In the retain stage of our simplified customer lifecycle, marketing focus shifts to
the relationship. Customers entering this third stage have transitioned through
development, where the primary focus was on driving behaviors associated
with maximizing revenue and profitability. Now it’s time to evolve beyond a strictly
transactional relationship and develop the emotional connection that yields
brand preference and, ultimately, true loyalty as opposed to mercenary loyalty
(paying for loyalty with pricing strategies and tactics like discounts). This requires
measuring return-on-relationship (ROR) in addition to return-on-investment
(ROI). The goal here is to create an optimized and balanced win/win relationship.

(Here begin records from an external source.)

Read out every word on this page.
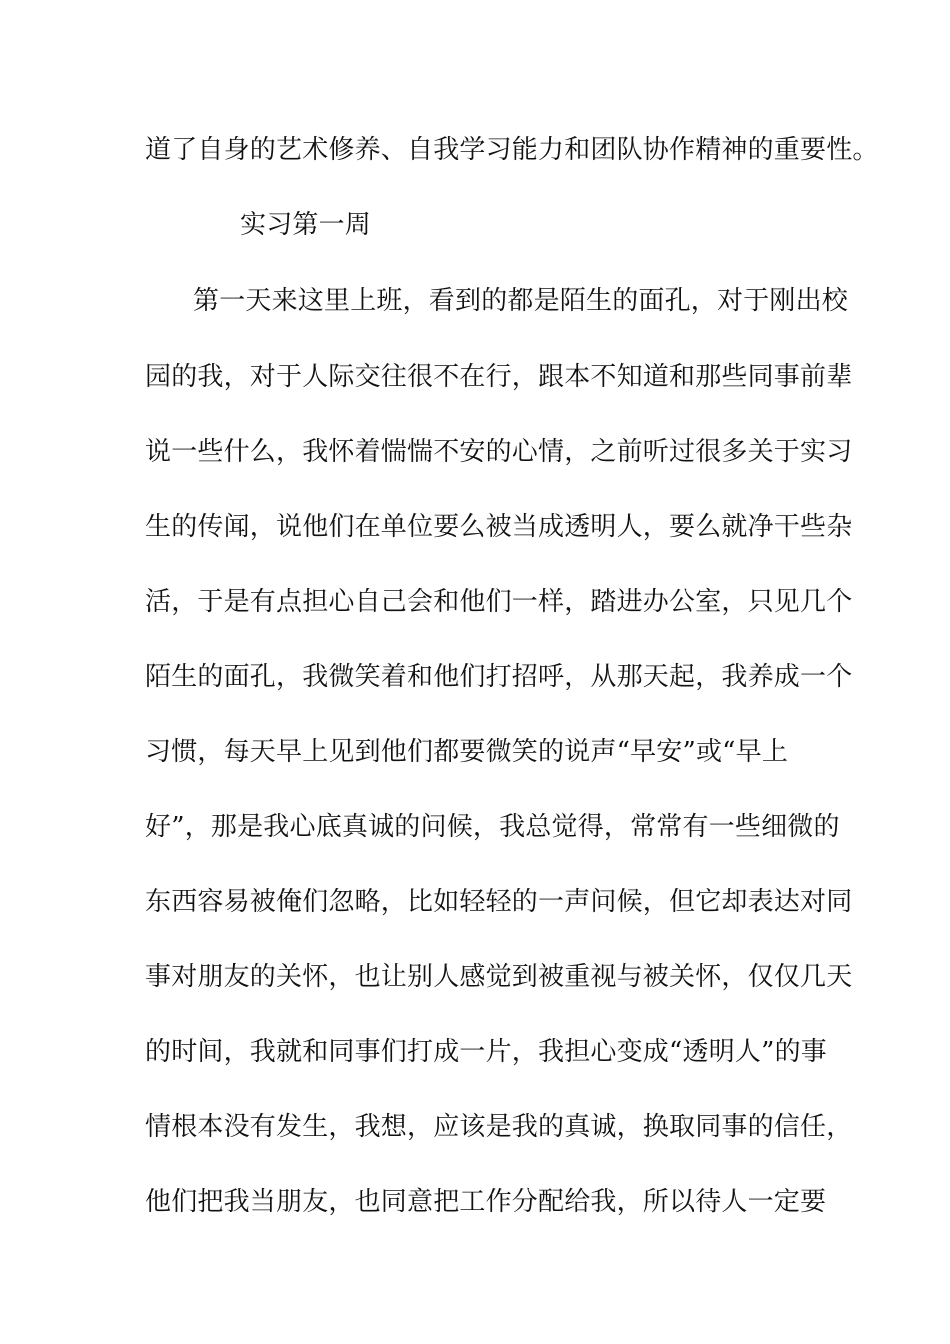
道了自身的艺术修养、自我学习能力和团队协作精神的重要性。
实习第一周
第一天来这里上班，看到的都是陌生的面孔，对于刚出校
园的我，对于人际交往很不在行，跟本不知道和那些同事前辈
说一些什么，我怀着惴惴不安的心情，之前听过很多关于实习
生的传闻，说他们在单位要么被当成透明人，要么就净干些杂
活，于是有点担心自己会和他们一样，踏进办公室，只见几个
陌生的面孔，我微笑着和他们打招呼，从那天起，我养成一个
习惯，每天早上见到他们都要微笑的说声“早安”或“早上
好”，那是我心底真诚的问候，我总觉得，常常有一些细微的
东西容易被俺们忽略，比如轻轻的一声问候，但它却表达对同
事对朋友的关怀，也让别人感觉到被重视与被关怀，仅仅几天
的时间，我就和同事们打成一片，我担心变成“透明人”的事
情根本没有发生，我想，应该是我的真诚，换取同事的信任，
他们把我当朋友，也同意把工作分配给我，所以待人一定要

Customer Retention Behaviours
Behaviours in the retention stage differ significantly from those in the development stage. In the develop stage – which focuses on purchase continuity, onboarding and growth – there are more behaviors and a greater variety of behavior types. Notably, the behaviours tend to be quantifiable and measurable, often tied to a specific key performance indicator (KPI) and ROI goal.
In the retention stage, most of the behaviours are “soft,” engagement-related
behaviours. As a result, measurement becomes more subjective, focusing on things like customer satisfaction, brand preference and intent-to-refer. What’s important here is quality over quantity. That being said, the crucial purchaserelated behaviours established in the develop phase must continue to be reinforced and measured in the retain phase. As a result, positive or negative fluctuations in development behaviour metrics are often attributable to specific retention marketing tactics. It is important to point out that driving retention stage behaviours is especially vital for brands with fewer purchase or service-related behaviours (e.g., lower frequency, higher ticket).